If you have CMDB then it would be easy to implement Change Management & Release Management.
With all due respect, change has to come before config, else what keeps the CMDB up to date? Also, config and the CMDB are the most complex, lengthy and expensive of all the processes to implement so making that your first ITIL project is not a good idea. Benefits and pay back way too long. Success with ITIL needs to have some early wins that donít cost too much and can be implemented quickly. This gets you the buy in needed for the bigger projects.
In fact there are several of the processes that should be considered before config.
Ideally, one would implement change, config and release together, but since these take different lengths of time and substantially different efforts to implement, the only way to launch them together is to know the effort, plan the end date and stagger the start dates so they coincide Ė not very practical.
I suppose you could also build your processes, shelve the ones done first until they are all ready for launch. In my opinion also not a good idea.
Start with an assessment to understand the points of pain and biggest return for the business. Understand the business priorities and from there you can create a plan for 1-2 years to start making process improvements. Your plan should contain quick wins as well as identify the first 2-4 processes that you should formalize or implement.
Start with making a checklist of what you have in your organisation eg. Asset Register, Software for ITIL, ITIL Awarness. Management Commitment, Vison for your organisation (where you are and where you want to get to), Process Documents and identify the gaps.
Based on what your organisation want to achieve choose the process which will be suitable to achieve your targets.
It would help your staff if you can arrange for ITIL awarness training among all the IT staff .
The easiest to start with is SD and IM. This is what would give you quick wins. To do a decent SD job you would require a decent ticketing tool.
Dwight, I am disagreeing with your theory of Change has to be implemented before Configuration. You have corrected it later in your reply.. CCR (change, Config and Release) has to be implemented all together. Start with collecting all the data for the Config and set a deadline for the config to create a baseline from where you can implement Chg Management.
I would like to give a (perhaps) controversial reply:
...... DON'T START WITH ANY of the Service Delivery / Service Support processes !

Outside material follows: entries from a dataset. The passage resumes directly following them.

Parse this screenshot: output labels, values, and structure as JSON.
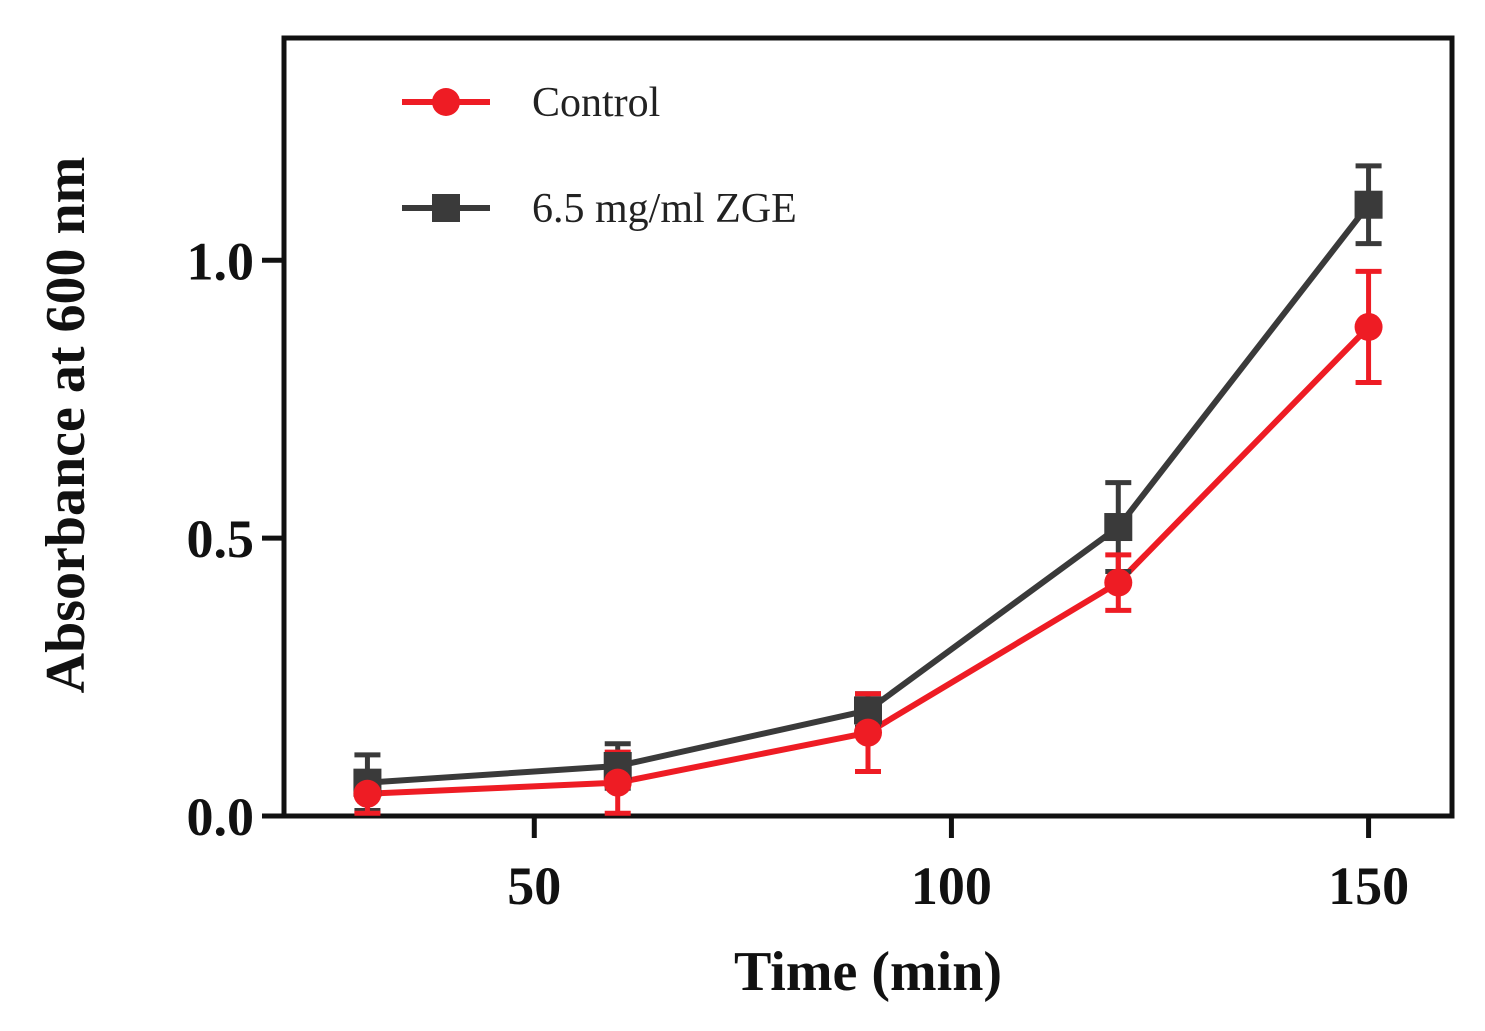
{
  "chart_data": {
    "type": "line",
    "title": "",
    "xlabel": "Time (min)",
    "ylabel": "Absorbance at 600 nm",
    "xlim": [
      20,
      160
    ],
    "ylim": [
      0,
      1.4
    ],
    "xticks": [
      50,
      100,
      150
    ],
    "xtick_labels": [
      "50",
      "100",
      "150"
    ],
    "yticks": [
      0.0,
      0.5,
      1.0
    ],
    "ytick_labels": [
      "0.0",
      "0.5",
      "1.0"
    ],
    "grid": false,
    "legend_position": "top-left",
    "x": [
      30,
      60,
      90,
      120,
      150
    ],
    "series": [
      {
        "name": "Control",
        "marker": "circle",
        "color": "#ee1c24",
        "values": [
          0.04,
          0.06,
          0.15,
          0.42,
          0.88
        ],
        "errors": [
          0.035,
          0.055,
          0.07,
          0.05,
          0.1
        ]
      },
      {
        "name": "6.5 mg/ml ZGE",
        "marker": "square",
        "color": "#3a3a3a",
        "values": [
          0.06,
          0.09,
          0.19,
          0.52,
          1.1
        ],
        "errors": [
          0.05,
          0.04,
          0.03,
          0.08,
          0.07
        ]
      }
    ]
  }
}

Firstly, recognise that you are most likely already executing part/most of all of these processes, but what you may not have is a continual service improvement programme and adequate management involvement, ownership, support and control.
Therefore, I recommend that you start with the ISO20000 processes "The Management System" and "Planning and Implementing Service Management". A successful implementation of these processes will give you the management framework to begin to control, plan, implement, check and improve all of your other processes.
With these processes come management responsibility and control, process ownership, document control, service planning, assessment of current status, service reviews, internal auditing, continuous improvement and the service improvement plan.
Without these in place, an ITIL implementation is at considerable risk.
For additional reference, see ISO/IEC 20000, Parts 1 and 2, and the ITIL green book "Planning to Implement Service Management".
There are no quick wins in this approach, but you build solid foundations for your service improvement programme.